EASTPOINTE — In all his years in the fire service, Fire Chief Danny Hagen had never witnessed the fallout of an house explosion like the one that obliterated a home on Beaconsfield, just south of Toepfer, in the early morning hours Feb. 11.

“I have seen these on news clips,” he said. “I’ve seen these on photos.

“It’s powerful,” Hagen said. “It’s extremely powerful.”

It was so powerful that there was little left of the former bungalow, as house remnants were strewn far from the base of the structure, including insulation in trees, a window frame near the street and a door that landed some 80 feet away. Despite this, the two residents — 57-year old James and 55-year-old Julie Hoffman — who were inside survived.

Police relayed the call about the explosion to the Fire Department shortly after 7 a.m.

“There was some fire, but the house was leveled,” Hagen said. “There was debris everywhere.

“It was gone,” he said of the home.

Because the home wasn’t set too close to nearby residences — with some trees on the property — other homes weren’t damaged, but the explosion did mark the siding of the nearby church, Hagen said. A house and the church are the nearest properties to the south and the north, respectively, but most of the debris flew to the east and west areas, he said.

Considering the house was obliterated, the Hoffmans, a married couple, were lucky to survive, said the chief.

“She was in the tub/shower area,” Hagen said. “Our guess is that it blew her out the side (of the home).”

Hagen further speculated that James Hoffman was possibly in a bedroom at the time of the explosion, ending up in the basement, from where he crawled out to safety.

Police were first on the scene and an officer found Julie Hoffman and placed her in one police car while another officer found James Hoffman and put him in another car.

Julie Hoffman possibly suffered some injuries to her ribcage area and some burns, while James Hoffman experienced more severe burns. They were taken to a local hospital, but James Hoffman ended up needing to be transferred to Detroit Receiving Hospital for his burns, Hagen said.

“We’re just lucky they got out when they did,” Hagen said.

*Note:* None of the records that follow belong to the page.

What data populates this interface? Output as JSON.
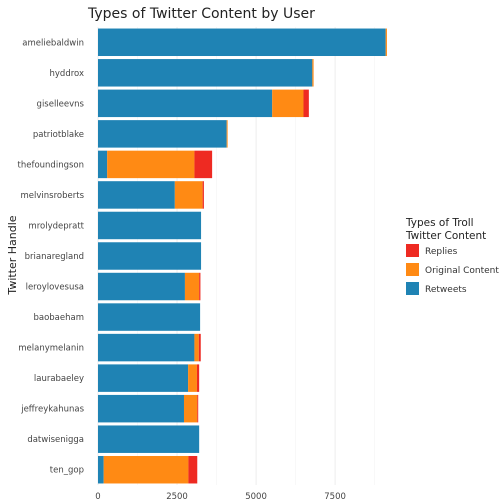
{
  "chart_data": {
    "type": "bar",
    "orientation": "horizontal",
    "stacked": true,
    "title": "Types of Twitter Content by User",
    "xlabel": "",
    "ylabel": "Twitter Handle",
    "xlim": [
      0,
      9300
    ],
    "xticks": [
      "0",
      "2500",
      "5000",
      "7500"
    ],
    "xtick_values": [
      0,
      2500,
      5000,
      7500
    ],
    "grid": true,
    "legend_placement": "right",
    "legend_title_line1": "Types of Troll",
    "legend_title_line2": "Twitter Content",
    "categories": [
      "ameliebaldwin",
      "hyddrox",
      "giselleevns",
      "patriotblake",
      "thefoundingson",
      "melvinsroberts",
      "mrolydepratt",
      "brianaregland",
      "leroylovesusa",
      "baobaeham",
      "melanymelanin",
      "laurabaeley",
      "jeffreykahunas",
      "datwisenigga",
      "ten_gop"
    ],
    "series": [
      {
        "name": "Retweets",
        "color": "#1f83b4",
        "values": [
          9100,
          6780,
          5510,
          4070,
          290,
          2430,
          3260,
          3260,
          2750,
          3230,
          3050,
          2850,
          2720,
          3200,
          180
        ]
      },
      {
        "name": "Original Content",
        "color": "#ff8a14",
        "values": [
          40,
          40,
          990,
          30,
          2760,
          880,
          0,
          0,
          450,
          0,
          140,
          280,
          420,
          0,
          2680
        ]
      },
      {
        "name": "Replies",
        "color": "#ee2a22",
        "values": [
          0,
          0,
          170,
          0,
          560,
          40,
          0,
          0,
          40,
          0,
          60,
          70,
          30,
          0,
          280
        ]
      }
    ],
    "legend_order": [
      "Replies",
      "Original Content",
      "Retweets"
    ]
  }
}
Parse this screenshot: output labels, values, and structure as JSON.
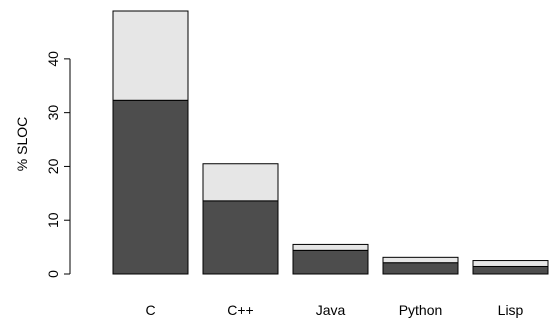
{
  "chart_data": {
    "type": "bar",
    "stacked": true,
    "title": "",
    "xlabel": "",
    "ylabel": "% SLOC",
    "ylim": [
      0,
      48.9
    ],
    "yticks": [
      0,
      10,
      20,
      30,
      40
    ],
    "grid": false,
    "legend": "none",
    "categories": [
      "C",
      "C++",
      "Java",
      "Python",
      "Lisp"
    ],
    "series": [
      {
        "values": [
          32.3,
          13.6,
          4.4,
          2.1,
          1.4
        ],
        "color": "#4d4d4d"
      },
      {
        "values": [
          16.6,
          6.9,
          1.1,
          1.0,
          1.1
        ],
        "color": "#e6e6e6"
      }
    ]
  }
}
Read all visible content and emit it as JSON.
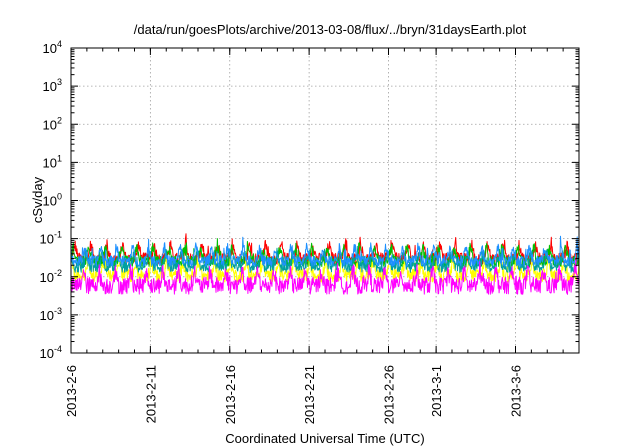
{
  "chart_data": {
    "type": "line",
    "title": "/data/run/goesPlots/archive/2013-03-08/flux/../bryn/31daysEarth.plot",
    "xlabel": "Coordinated Universal Time (UTC)",
    "ylabel": "cSv/day",
    "yscale": "log",
    "ylim": [
      0.0001,
      10000
    ],
    "y_ticks": [
      {
        "base": "10",
        "exp": "-4"
      },
      {
        "base": "10",
        "exp": "-3"
      },
      {
        "base": "10",
        "exp": "-2"
      },
      {
        "base": "10",
        "exp": "-1"
      },
      {
        "base": "10",
        "exp": "0"
      },
      {
        "base": "10",
        "exp": "1"
      },
      {
        "base": "10",
        "exp": "2"
      },
      {
        "base": "10",
        "exp": "3"
      },
      {
        "base": "10",
        "exp": "4"
      }
    ],
    "x_range": [
      "2013-02-06",
      "2013-03-10"
    ],
    "x_ticks": [
      "2013-2-6",
      "2013-2-11",
      "2013-2-16",
      "2013-2-21",
      "2013-2-26",
      "2013-3-1",
      "2013-3-6"
    ],
    "x_tick_dates": [
      "2013-02-06",
      "2013-02-11",
      "2013-02-16",
      "2013-02-21",
      "2013-02-26",
      "2013-03-01",
      "2013-03-06"
    ],
    "grid": true,
    "legend": "none",
    "series": [
      {
        "color": "#ff0000",
        "base": 0.036,
        "spread": 0.3
      },
      {
        "color": "#00c000",
        "base": 0.03,
        "spread": 0.3
      },
      {
        "color": "#ffff00",
        "base": 0.013,
        "spread": 0.35
      },
      {
        "color": "#00a0a0",
        "base": 0.022,
        "spread": 0.3
      },
      {
        "color": "#1e90ff",
        "base": 0.031,
        "spread": 0.28
      },
      {
        "color": "#ff00ff",
        "base": 0.007,
        "spread": 0.45
      }
    ]
  }
}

Hagen said the couple had children who had graduated from school since they found graduation pictures among the few items that were found intact.

“I was able to talk to their son,” Hagen said. “We didn’t find much personal effects.”

The small amount of personal items they found at the scene were put in a box and given to the couple’s son, who stopped by the home after visiting his parents in the hospital.

At press time, fire officials were still trying to piece together the details and determine precisely how the explosion happened. Hagen said they could only guess that it was natural gas-related or that some type of gas fumes were near a heat source, but the incident was being investigated to pinpoint the cause.